IEE Proceedings-Control Theory & Applications, Vol.142, No.3, 177-185, 1995
Genetic Algorithms for Fuzzy Control .2. Online System-Development and Application
Although fuzzy logic controllers and expert systems have been successfully applied in many complex industrial processes, they experience a deficiency in knowledge acquisition and rely to a great extent on empirical and heuristic knowledge which in many cases cannot be objectively elicited. Among the usual problems to be resolved in fuzzy controller design include the determination of the linguistic state space, definition of the membership functions of each linguistic term and the derivation of the control rules. Some of these problems can be solved by application of machine learning. First, it is desirable to simplify and automate the specification of linguistic rules.

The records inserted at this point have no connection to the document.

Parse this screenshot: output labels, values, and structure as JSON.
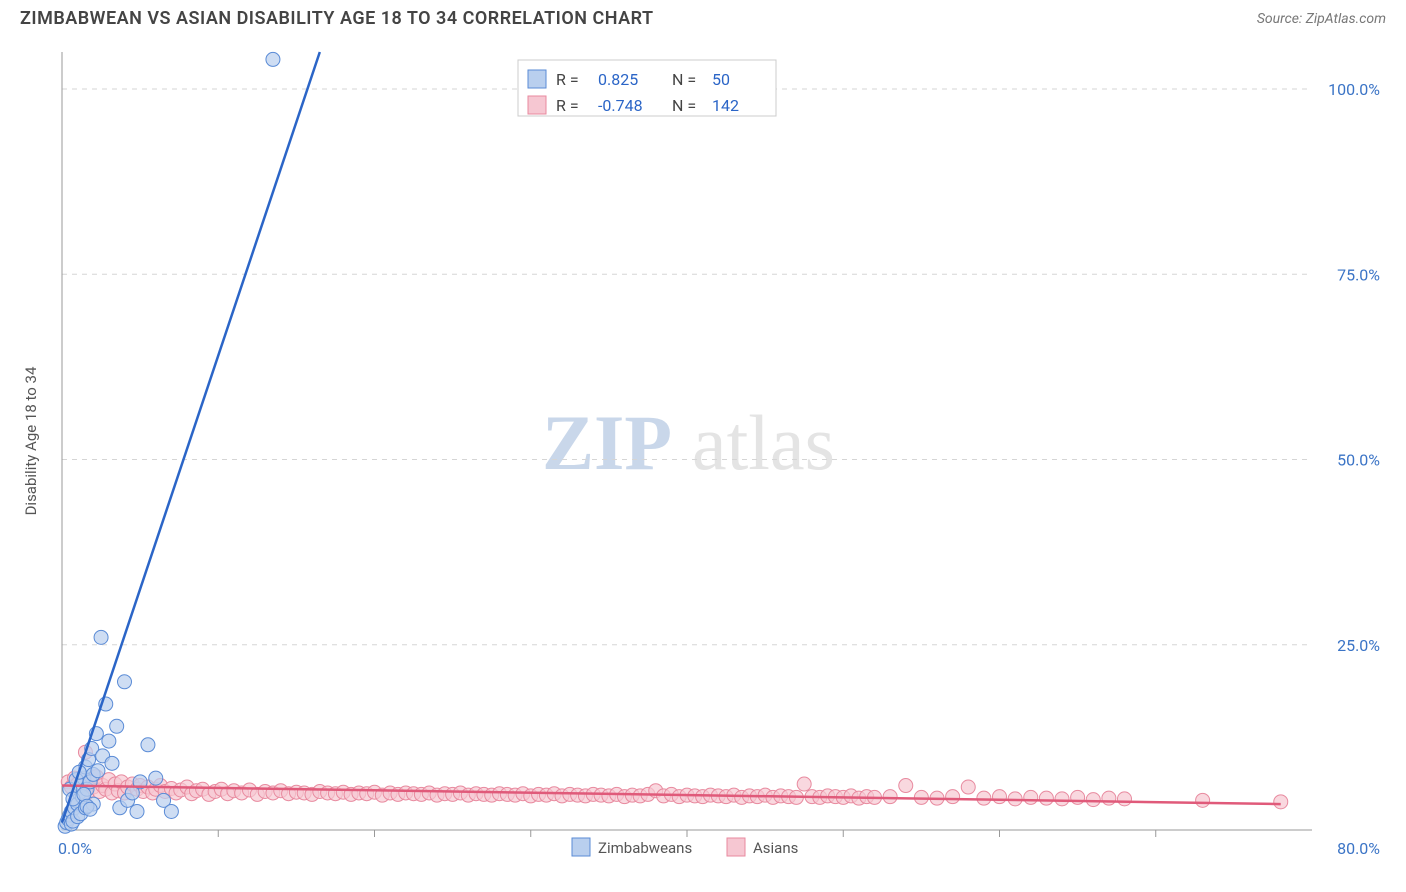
{
  "header": {
    "title": "ZIMBABWEAN VS ASIAN DISABILITY AGE 18 TO 34 CORRELATION CHART",
    "source": "Source: ZipAtlas.com"
  },
  "chart": {
    "type": "scatter",
    "background_color": "#ffffff",
    "grid_color": "#d5d5d5",
    "axis_color": "#999999",
    "tick_label_color": "#3b74c6",
    "y_axis_title": "Disability Age 18 to 34",
    "y_axis_title_fontsize": 15,
    "xlim": [
      0,
      80
    ],
    "ylim": [
      0,
      105
    ],
    "x_ticks": [
      10,
      20,
      30,
      40,
      50,
      60,
      70
    ],
    "y_ticks": [
      25,
      50,
      75,
      100
    ],
    "y_tick_labels": [
      "25.0%",
      "50.0%",
      "75.0%",
      "100.0%"
    ],
    "x_min_label": "0.0%",
    "x_max_label": "80.0%",
    "marker_radius": 7,
    "marker_stroke_width": 1,
    "line_width": 2.5,
    "watermark": {
      "part_a": "ZIP",
      "part_b": "atlas",
      "color_a": "#c9d7ea",
      "color_b": "#e4e4e4",
      "fontsize": 78
    },
    "series_a": {
      "label": "Zimbabweans",
      "fill": "#b9cfee",
      "stroke": "#5a8bd6",
      "line_color": "#2b65c7",
      "points": [
        [
          0.2,
          0.5
        ],
        [
          0.3,
          1.0
        ],
        [
          0.4,
          1.5
        ],
        [
          0.5,
          2.0
        ],
        [
          0.6,
          0.8
        ],
        [
          0.6,
          2.5
        ],
        [
          0.7,
          1.2
        ],
        [
          0.8,
          3.0
        ],
        [
          0.9,
          4.0
        ],
        [
          1.0,
          3.5
        ],
        [
          1.0,
          1.8
        ],
        [
          1.1,
          5.0
        ],
        [
          1.2,
          6.0
        ],
        [
          1.2,
          2.2
        ],
        [
          1.3,
          4.5
        ],
        [
          1.4,
          7.0
        ],
        [
          1.5,
          8.5
        ],
        [
          1.5,
          3.0
        ],
        [
          1.6,
          5.5
        ],
        [
          1.7,
          9.5
        ],
        [
          1.8,
          6.5
        ],
        [
          1.9,
          11.0
        ],
        [
          2.0,
          7.5
        ],
        [
          2.0,
          3.5
        ],
        [
          2.2,
          13.0
        ],
        [
          2.3,
          8.0
        ],
        [
          2.5,
          26.0
        ],
        [
          2.6,
          10.0
        ],
        [
          2.8,
          17.0
        ],
        [
          3.0,
          12.0
        ],
        [
          3.2,
          9.0
        ],
        [
          3.5,
          14.0
        ],
        [
          3.7,
          3.0
        ],
        [
          4.0,
          20.0
        ],
        [
          4.2,
          4.0
        ],
        [
          4.5,
          5.0
        ],
        [
          4.8,
          2.5
        ],
        [
          5.0,
          6.5
        ],
        [
          5.5,
          11.5
        ],
        [
          6.0,
          7.0
        ],
        [
          6.5,
          4.0
        ],
        [
          7.0,
          2.5
        ],
        [
          13.5,
          104.0
        ],
        [
          0.5,
          5.5
        ],
        [
          0.7,
          4.2
        ],
        [
          0.9,
          6.8
        ],
        [
          1.1,
          7.8
        ],
        [
          1.4,
          4.8
        ],
        [
          1.6,
          3.2
        ],
        [
          1.8,
          2.8
        ]
      ],
      "trend": {
        "x1": 0,
        "y1": 1.0,
        "x2": 16.5,
        "y2": 105
      }
    },
    "series_b": {
      "label": "Asians",
      "fill": "#f6c7d2",
      "stroke": "#e88a9f",
      "line_color": "#e05a7a",
      "points": [
        [
          0.4,
          6.5
        ],
        [
          0.6,
          5.8
        ],
        [
          0.8,
          7.0
        ],
        [
          1.0,
          6.2
        ],
        [
          1.2,
          5.5
        ],
        [
          1.4,
          6.8
        ],
        [
          1.5,
          10.5
        ],
        [
          1.6,
          5.0
        ],
        [
          1.8,
          6.5
        ],
        [
          2.0,
          5.8
        ],
        [
          2.2,
          7.2
        ],
        [
          2.4,
          5.2
        ],
        [
          2.6,
          6.0
        ],
        [
          2.8,
          5.5
        ],
        [
          3.0,
          6.8
        ],
        [
          3.2,
          5.0
        ],
        [
          3.4,
          6.2
        ],
        [
          3.6,
          5.3
        ],
        [
          3.8,
          6.5
        ],
        [
          4.0,
          5.0
        ],
        [
          4.2,
          5.8
        ],
        [
          4.5,
          6.2
        ],
        [
          4.8,
          5.5
        ],
        [
          5.0,
          6.0
        ],
        [
          5.2,
          5.2
        ],
        [
          5.5,
          5.8
        ],
        [
          5.8,
          5.0
        ],
        [
          6.0,
          5.5
        ],
        [
          6.3,
          6.0
        ],
        [
          6.6,
          5.2
        ],
        [
          7.0,
          5.6
        ],
        [
          7.3,
          5.0
        ],
        [
          7.6,
          5.4
        ],
        [
          8.0,
          5.8
        ],
        [
          8.3,
          4.9
        ],
        [
          8.6,
          5.3
        ],
        [
          9.0,
          5.5
        ],
        [
          9.4,
          4.8
        ],
        [
          9.8,
          5.2
        ],
        [
          10.2,
          5.5
        ],
        [
          10.6,
          4.9
        ],
        [
          11.0,
          5.3
        ],
        [
          11.5,
          5.0
        ],
        [
          12.0,
          5.4
        ],
        [
          12.5,
          4.8
        ],
        [
          13.0,
          5.2
        ],
        [
          13.5,
          5.0
        ],
        [
          14.0,
          5.3
        ],
        [
          14.5,
          4.9
        ],
        [
          15.0,
          5.1
        ],
        [
          15.5,
          5.0
        ],
        [
          16.0,
          4.8
        ],
        [
          16.5,
          5.2
        ],
        [
          17.0,
          5.0
        ],
        [
          17.5,
          4.9
        ],
        [
          18.0,
          5.1
        ],
        [
          18.5,
          4.8
        ],
        [
          19.0,
          5.0
        ],
        [
          19.5,
          4.9
        ],
        [
          20.0,
          5.1
        ],
        [
          20.5,
          4.7
        ],
        [
          21.0,
          5.0
        ],
        [
          21.5,
          4.8
        ],
        [
          22.0,
          5.0
        ],
        [
          22.5,
          4.9
        ],
        [
          23.0,
          4.8
        ],
        [
          23.5,
          5.0
        ],
        [
          24.0,
          4.7
        ],
        [
          24.5,
          4.9
        ],
        [
          25.0,
          4.8
        ],
        [
          25.5,
          5.0
        ],
        [
          26.0,
          4.7
        ],
        [
          26.5,
          4.9
        ],
        [
          27.0,
          4.8
        ],
        [
          27.5,
          4.7
        ],
        [
          28.0,
          4.9
        ],
        [
          28.5,
          4.8
        ],
        [
          29.0,
          4.7
        ],
        [
          29.5,
          4.9
        ],
        [
          30.0,
          4.6
        ],
        [
          30.5,
          4.8
        ],
        [
          31.0,
          4.7
        ],
        [
          31.5,
          4.9
        ],
        [
          32.0,
          4.6
        ],
        [
          32.5,
          4.8
        ],
        [
          33.0,
          4.7
        ],
        [
          33.5,
          4.6
        ],
        [
          34.0,
          4.8
        ],
        [
          34.5,
          4.7
        ],
        [
          35.0,
          4.6
        ],
        [
          35.5,
          4.8
        ],
        [
          36.0,
          4.5
        ],
        [
          36.5,
          4.7
        ],
        [
          37.0,
          4.6
        ],
        [
          37.5,
          4.8
        ],
        [
          38.0,
          5.3
        ],
        [
          38.5,
          4.6
        ],
        [
          39.0,
          4.8
        ],
        [
          39.5,
          4.5
        ],
        [
          40.0,
          4.7
        ],
        [
          40.5,
          4.6
        ],
        [
          41.0,
          4.5
        ],
        [
          41.5,
          4.7
        ],
        [
          42.0,
          4.6
        ],
        [
          42.5,
          4.5
        ],
        [
          43.0,
          4.7
        ],
        [
          43.5,
          4.4
        ],
        [
          44.0,
          4.6
        ],
        [
          44.5,
          4.5
        ],
        [
          45.0,
          4.7
        ],
        [
          45.5,
          4.4
        ],
        [
          46.0,
          4.6
        ],
        [
          46.5,
          4.5
        ],
        [
          47.0,
          4.4
        ],
        [
          47.5,
          6.2
        ],
        [
          48.0,
          4.5
        ],
        [
          48.5,
          4.4
        ],
        [
          49.0,
          4.6
        ],
        [
          49.5,
          4.5
        ],
        [
          50.0,
          4.4
        ],
        [
          50.5,
          4.6
        ],
        [
          51.0,
          4.3
        ],
        [
          51.5,
          4.5
        ],
        [
          52.0,
          4.4
        ],
        [
          53.0,
          4.5
        ],
        [
          54.0,
          6.0
        ],
        [
          55.0,
          4.4
        ],
        [
          56.0,
          4.3
        ],
        [
          57.0,
          4.5
        ],
        [
          58.0,
          5.8
        ],
        [
          59.0,
          4.3
        ],
        [
          60.0,
          4.5
        ],
        [
          61.0,
          4.2
        ],
        [
          62.0,
          4.4
        ],
        [
          63.0,
          4.3
        ],
        [
          64.0,
          4.2
        ],
        [
          65.0,
          4.4
        ],
        [
          66.0,
          4.1
        ],
        [
          67.0,
          4.3
        ],
        [
          68.0,
          4.2
        ],
        [
          73.0,
          4.0
        ],
        [
          78.0,
          3.8
        ]
      ],
      "trend": {
        "x1": 0,
        "y1": 6.0,
        "x2": 78,
        "y2": 3.5
      }
    },
    "stats_box": {
      "rows": [
        {
          "swatch_fill": "#b9cfee",
          "swatch_stroke": "#5a8bd6",
          "r_label": "R =",
          "r_value": "0.825",
          "n_label": "N =",
          "n_value": "50"
        },
        {
          "swatch_fill": "#f6c7d2",
          "swatch_stroke": "#e88a9f",
          "r_label": "R =",
          "r_value": "-0.748",
          "n_label": "N =",
          "n_value": "142"
        }
      ],
      "border_color": "#cccccc",
      "value_color": "#2b65c7",
      "fontsize": 16
    },
    "legend": {
      "items": [
        {
          "fill": "#b9cfee",
          "stroke": "#5a8bd6",
          "label": "Zimbabweans"
        },
        {
          "fill": "#f6c7d2",
          "stroke": "#e88a9f",
          "label": "Asians"
        }
      ],
      "fontsize": 15
    }
  }
}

Secondly, it is also desirable that modifications of control rules are possible in order to cope with peviously unknown, or changes in process dynamics. Machine learning methods have in recent years emerged from the use of learning algorithms modelled on natural and biological systems. These methods represent a means to abstract the advanced mechanisms of learning exhibited by such systems, which can, consequently, be applied to intelligent control. One of these new algorithms is the genetic algorithm which is modelled on the processes of natural evolution. This paper develops the application of online genetic algorithm techniques for fuzzy adaptive control. It is shown that although GA like other search techniques would not, in general, be suitable for real-time control their application is feasible within the structure of an adaptive fuzzy controller. Genetic algorithms are used to automate the acquisition of control rules and introduce objective criteria in the modification. Simulation show that satisfactory control of a nonlinear process is obtained using only very ’weak’ feedback signals.